Without appointments at hospitals or clinics, parents will not be able to get their children vaccinated, Arifianto said. The reservation requirement aims to reduce waiting time, preventing them from possible disease exposure. “With such protocols […] parents should not worry too much about bringing their children to immunization facilities,” he said.
Other countries have also raised concerns about infectious disease threats and outbreaks from immunization delays caused by the coronavirus pandemic. To help countries continue immunization activities amid the virus crisis, the World Health Organization issued special guidelines on March 26. It urges governments to temporarily halt preventive immunization campaigns in the absence of an active outbreak of a vaccine-preventable disease. Countries should continue routine immunization services while ensuring the safety of both the general population and health workers.

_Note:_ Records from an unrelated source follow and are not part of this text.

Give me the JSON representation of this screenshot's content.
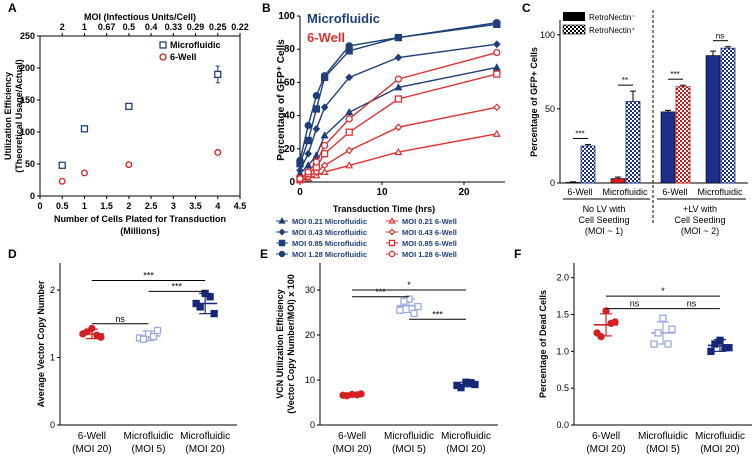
{
  "chart_data": [
    {
      "panel": "A",
      "type": "scatter",
      "xlabel": "Number of Cells Plated for Transduction (Millions)",
      "ylabel": "Utilization Efficiency (Theoretical Usage/Actual)",
      "top_axis_label": "MOI (Infectious Units/Cell)",
      "xticks": [
        "0",
        "0.5",
        "1",
        "1.5",
        "2",
        "2.5",
        "3",
        "3.5",
        "4",
        "4.5"
      ],
      "top_ticks": [
        "2",
        "1",
        "0.67",
        "0.5",
        "0.4",
        "0.33",
        "0.29",
        "0.25",
        "0.22"
      ],
      "yticks": [
        "0",
        "50",
        "100",
        "150",
        "200",
        "250"
      ],
      "xlim": [
        0,
        4.5
      ],
      "ylim": [
        0,
        250
      ],
      "series": [
        {
          "name": "Microfluidic",
          "marker": "square",
          "color": "#1f3f7a",
          "x": [
            0.5,
            1,
            2,
            4
          ],
          "y": [
            48,
            105,
            140,
            190
          ],
          "err": [
            3,
            4,
            4,
            13
          ]
        },
        {
          "name": "6-Well",
          "marker": "circle",
          "color": "#d42020",
          "x": [
            0.5,
            1,
            2,
            4
          ],
          "y": [
            23,
            36,
            49,
            68
          ],
          "err": [
            2,
            2,
            2,
            3
          ]
        }
      ]
    },
    {
      "panel": "B",
      "type": "line",
      "xlabel": "Transduction Time (hrs)",
      "ylabel": "Percentage of GFP⁺ Cells",
      "xticks": [
        "0",
        "10",
        "20"
      ],
      "yticks": [
        "0",
        "20",
        "40",
        "60",
        "80",
        "100"
      ],
      "xlim": [
        0,
        25
      ],
      "ylim": [
        0,
        100
      ],
      "titles": [
        "Microfluidic",
        "6-Well"
      ],
      "x": [
        0,
        1,
        2,
        3,
        6,
        12,
        24
      ],
      "series": [
        {
          "name": "MOI 0.21 Microfluidic",
          "marker": "tri",
          "color": "#1f3f7a",
          "y": [
            5,
            10,
            16,
            28,
            42,
            57,
            69
          ]
        },
        {
          "name": "MOI 0.43 Microfluidic",
          "marker": "dia",
          "color": "#1f3f7a",
          "y": [
            7,
            17,
            32,
            45,
            63,
            75,
            83
          ]
        },
        {
          "name": "MOI 0.85 Microfluidic",
          "marker": "sq",
          "color": "#1f3f7a",
          "y": [
            11,
            25,
            44,
            63,
            79,
            87,
            95
          ]
        },
        {
          "name": "MOI 1.28 Microfluidic",
          "marker": "circ",
          "color": "#1f3f7a",
          "y": [
            13,
            34,
            52,
            64,
            82,
            87,
            96
          ]
        },
        {
          "name": "MOI 0.21 6-Well",
          "marker": "tri",
          "color": "#e03030",
          "y": [
            1,
            2,
            4,
            6,
            10,
            18,
            29
          ]
        },
        {
          "name": "MOI 0.43 6-Well",
          "marker": "dia",
          "color": "#e03030",
          "y": [
            1,
            3,
            6,
            10,
            19,
            33,
            45
          ]
        },
        {
          "name": "MOI 0.85 6-Well",
          "marker": "sq",
          "color": "#e03030",
          "y": [
            2,
            5,
            9,
            17,
            30,
            50,
            65
          ]
        },
        {
          "name": "MOI 1.28 6-Well",
          "marker": "circ",
          "color": "#e03030",
          "y": [
            2,
            6,
            12,
            22,
            38,
            62,
            78
          ]
        }
      ]
    },
    {
      "panel": "C",
      "type": "bar",
      "ylabel": "Percentage of GFP+ Cells",
      "yticks": [
        "0",
        "50",
        "100"
      ],
      "ylim": [
        0,
        110
      ],
      "legend": [
        "RetroNectin⁻",
        "RetroNectin⁺"
      ],
      "groups": [
        "6-Well",
        "Microfluidic",
        "6-Well",
        "Microfluidic"
      ],
      "super_groups": [
        "No LV with",
        "Cell Seeding",
        "(MOI ~ 1)",
        "+LV with",
        "Cell Seeding",
        "(MOI ~ 2)"
      ],
      "series": [
        {
          "name": "RetroNectin⁻",
          "values": [
            0.5,
            3,
            48,
            86
          ],
          "err": [
            0.3,
            1,
            1,
            3
          ]
        },
        {
          "name": "RetroNectin⁺",
          "values": [
            25,
            55,
            65,
            91
          ],
          "err": [
            1,
            7,
            1,
            1
          ]
        }
      ],
      "bar_colors": [
        "#c81818",
        "#e01818",
        "#1a2f8a",
        "#1a2f8a"
      ],
      "significance": [
        "***",
        "**",
        "***",
        "ns"
      ]
    },
    {
      "panel": "D",
      "type": "scatter",
      "ylabel": "Average Vector Copy Number",
      "yticks": [
        "0",
        "1",
        "2"
      ],
      "ylim": [
        0,
        2.4
      ],
      "categories": [
        "6-Well",
        "Microfluidic",
        "Microfluidic"
      ],
      "subcategories": [
        "(MOI 20)",
        "(MOI 5)",
        "(MOI 20)"
      ],
      "colors": [
        "#d42020",
        "#9ba9e0",
        "#16277a"
      ],
      "markers": [
        "circle",
        "square-open",
        "square"
      ],
      "values": [
        [
          1.43,
          1.35,
          1.3,
          1.38,
          1.33
        ],
        [
          1.35,
          1.29,
          1.4,
          1.27,
          1.31
        ],
        [
          1.95,
          1.8,
          1.65,
          1.75,
          1.9
        ]
      ],
      "mean": [
        1.35,
        1.32,
        1.8
      ],
      "sd": [
        0.07,
        0.07,
        0.15
      ],
      "significance": [
        "ns",
        "***",
        "***"
      ]
    },
    {
      "panel": "E",
      "type": "scatter",
      "ylabel": "VCN Utilization Efficiency (Vector Copy Number/MOI) x 100",
      "yticks": [
        "0",
        "10",
        "20",
        "30"
      ],
      "ylim": [
        0,
        36
      ],
      "categories": [
        "6-Well",
        "Microfluidic",
        "Microfluidic"
      ],
      "subcategories": [
        "(MOI 20)",
        "(MOI 5)",
        "(MOI 20)"
      ],
      "colors": [
        "#d42020",
        "#9ba9e0",
        "#16277a"
      ],
      "markers": [
        "circle",
        "square-open",
        "square"
      ],
      "values": [
        [
          6.8,
          6.6,
          6.9,
          6.5,
          6.7
        ],
        [
          28,
          25.5,
          26.3,
          27.5,
          24.8
        ],
        [
          9.5,
          8.8,
          9.0,
          8.3,
          9.4
        ]
      ],
      "mean": [
        6.7,
        26.5,
        9.0
      ],
      "sd": [
        0.3,
        1.5,
        0.5
      ],
      "significance": [
        "***",
        "*",
        "***"
      ]
    },
    {
      "panel": "F",
      "type": "scatter",
      "ylabel": "Percentage of Dead Cells",
      "yticks": [
        "0.0",
        "0.5",
        "1.0",
        "1.5",
        "2.0"
      ],
      "ylim": [
        0,
        2.2
      ],
      "categories": [
        "6-Well",
        "Microfluidic",
        "Microfluidic"
      ],
      "subcategories": [
        "(MOI 20)",
        "(MOI 5)",
        "(MOI 20)"
      ],
      "colors": [
        "#d42020",
        "#9ba9e0",
        "#16277a"
      ],
      "markers": [
        "circle",
        "square-open",
        "square"
      ],
      "values": [
        [
          1.55,
          1.25,
          1.4,
          1.2,
          1.38
        ],
        [
          1.45,
          1.1,
          1.3,
          1.25,
          1.1
        ],
        [
          1.15,
          1.0,
          1.05,
          1.1,
          1.05
        ]
      ],
      "mean": [
        1.36,
        1.25,
        1.08
      ],
      "sd": [
        0.15,
        0.15,
        0.08
      ],
      "significance": [
        "ns",
        "*",
        "ns"
      ]
    }
  ],
  "panel_letters": [
    "A",
    "B",
    "C",
    "D",
    "E",
    "F"
  ]
}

In April, the WHO and the United Nations Children’s Fund (UNICEF) stated that more than 117 million children worldwide were at risk of missing out on measles immunization due to the COVID-19 pandemic. These children live in 37 countries, many of which are still dealing with measles outbreaks.
Naveen Thacker of the International Pediatrics Association’s Immunization Committee said immunization services needed to continue with caution – even in zones with suspected COVID-19 cases – and they should be made part of essential services.
“Pediatric societies across the world can help governments plan catch-up campaigns [for immunization]. Health workers have to take necessary precautions and wear the required protective gear, the staff at facilities must plan well, build a systematic approach, while keeping in mind the need for social distancing,” Thacker told the Post in an email interview on May 7.
Across nations, immunization services had to remain accessible as essential services, Thacker said. “We must ensure the stock of vaccines and availability of health staff. […] We also need to communicate well with people, so they seek vaccination services even during such times.”
Ensuring routine immunization services is urgent to protect young children from infectious diseases, such as measles, diphtheria and polio. Children with incomplete immunization are more susceptible to vaccine-prevented infectious diseases that could cause physical disabilities and even death.
The ongoing global competition to create a COVID-19 vaccine should be a wake-up call to realize that vaccination is one of the best ways to avoid infectious disease. Vaccine rejection by some parents will only put children at higher risk of contagion. There should be no more doubt about the benefit of vaccination to protect people from serious illnesses.